Campaigners bid to stop 400-year-old Hackney pub from being turned into a house

The Albion, pictured in 2008. Photograph: Dr Neil Clifton / Geograph

Campaigners are trying to save a “historic” 400-year-old pub in Victoria Park from being turned into a private home.

The local branch of the Campaign for Real Ale (CAMRA), has formally objected “to the proposed change of use of the Albion”.

A developer submitted a planning application on the 28 March 2024 to change the building’s use from a pub to a single residential house.

Campaigners claim the pub was sold “at a price exceeding its lawful planning use value, precluding interested pub operators from acquiring the historic site”.

CAMRA representative James Watson said: “Developers are exploiting the ‘trojan horse’ attack on pubs, whereby the building is partly converted into flats with a proposal, at least on the face of it, to retain pub use in the ground floor and basement.

He added that “such proposals are problematic in a number of ways”.

The Albion’s historical value, recognised by Hackney Council when it added it to its list of non-designated heritage assets in 1991, is CAMRA’s principal objection.

The pub is believed to be the oldest surviving one in the Victoria Park Conservation Area and can be traced back to the 1600s.

Located at 38 Lauriston Road, the building boasts Victorian and Georgian architecture.
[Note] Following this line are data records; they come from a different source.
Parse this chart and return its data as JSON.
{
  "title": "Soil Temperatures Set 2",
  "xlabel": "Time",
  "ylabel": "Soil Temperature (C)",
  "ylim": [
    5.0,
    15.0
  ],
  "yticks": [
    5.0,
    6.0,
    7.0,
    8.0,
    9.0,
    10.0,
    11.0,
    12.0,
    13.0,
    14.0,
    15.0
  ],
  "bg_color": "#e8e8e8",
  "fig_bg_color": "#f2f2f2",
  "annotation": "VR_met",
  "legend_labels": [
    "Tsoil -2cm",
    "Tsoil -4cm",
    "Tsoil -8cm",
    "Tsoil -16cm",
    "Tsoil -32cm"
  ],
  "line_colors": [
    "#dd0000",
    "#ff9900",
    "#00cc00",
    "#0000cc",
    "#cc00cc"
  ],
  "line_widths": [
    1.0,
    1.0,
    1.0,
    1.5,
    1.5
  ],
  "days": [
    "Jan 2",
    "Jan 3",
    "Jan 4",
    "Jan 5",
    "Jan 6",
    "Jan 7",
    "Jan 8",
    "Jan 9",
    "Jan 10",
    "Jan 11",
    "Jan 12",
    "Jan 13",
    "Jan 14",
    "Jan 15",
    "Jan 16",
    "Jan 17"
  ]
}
But its doors have been closed to punters since the death of its then landlord and freeholder, Ronald Hague, in 2015.

Prior to his death, Hague had been calling last orders at The Albion for 31 years.

Former punter Adrian Frost said: “I used the Albion in the late 80s and early to mid 90s. I remember it fondly as a friendly, no-frills working-class boozer, which was nevertheless comfortable, well run and safe.

“Pete’s [another punter] late father Ron, of nearby Banbury House, recalled that when a 1,000-pound bomb fell on Church Crescent, demolishing a good few houses, and damaging scores of others [including St John of Jerusalem Church], the Albion escaped unscathed and was used as a distribution point for food for those whose homes had been destroyed or made uninhabitable.”

Watson said: “As a Hackney resident of some 15 years and a champion of community cohesion, I had hoped that the days of developers coming after Hackney’s pubs were behind us.

“Alas, the price of residential property puts all the spaces and places that we hold dear under threat.”

Watson was the campaign secretary for the ‘Save The Chesham’ group, who were victorious in blocking developers from turning a Homerton pub into flats back in 2015.

He is now hoping for a repeat of their success with The Albion.

“These are the pubs that really enhance the character and charm of Hackney,” he continued.

“These are the venues that are place-making.”

Victoria Ward councillor Penny Wrout is backing the campaign, telling the Citizen: “It’s always sad when a pub closes, and even sadder when it’s a rather lovely building like the Albion.”

Wrout said the sale of the pub “feels like putting the cart before the horse”.

She would like to see “a good open debate in planning committee about the pros and cons of any change of use”.

Hackney Council was approached for comment but did not respond.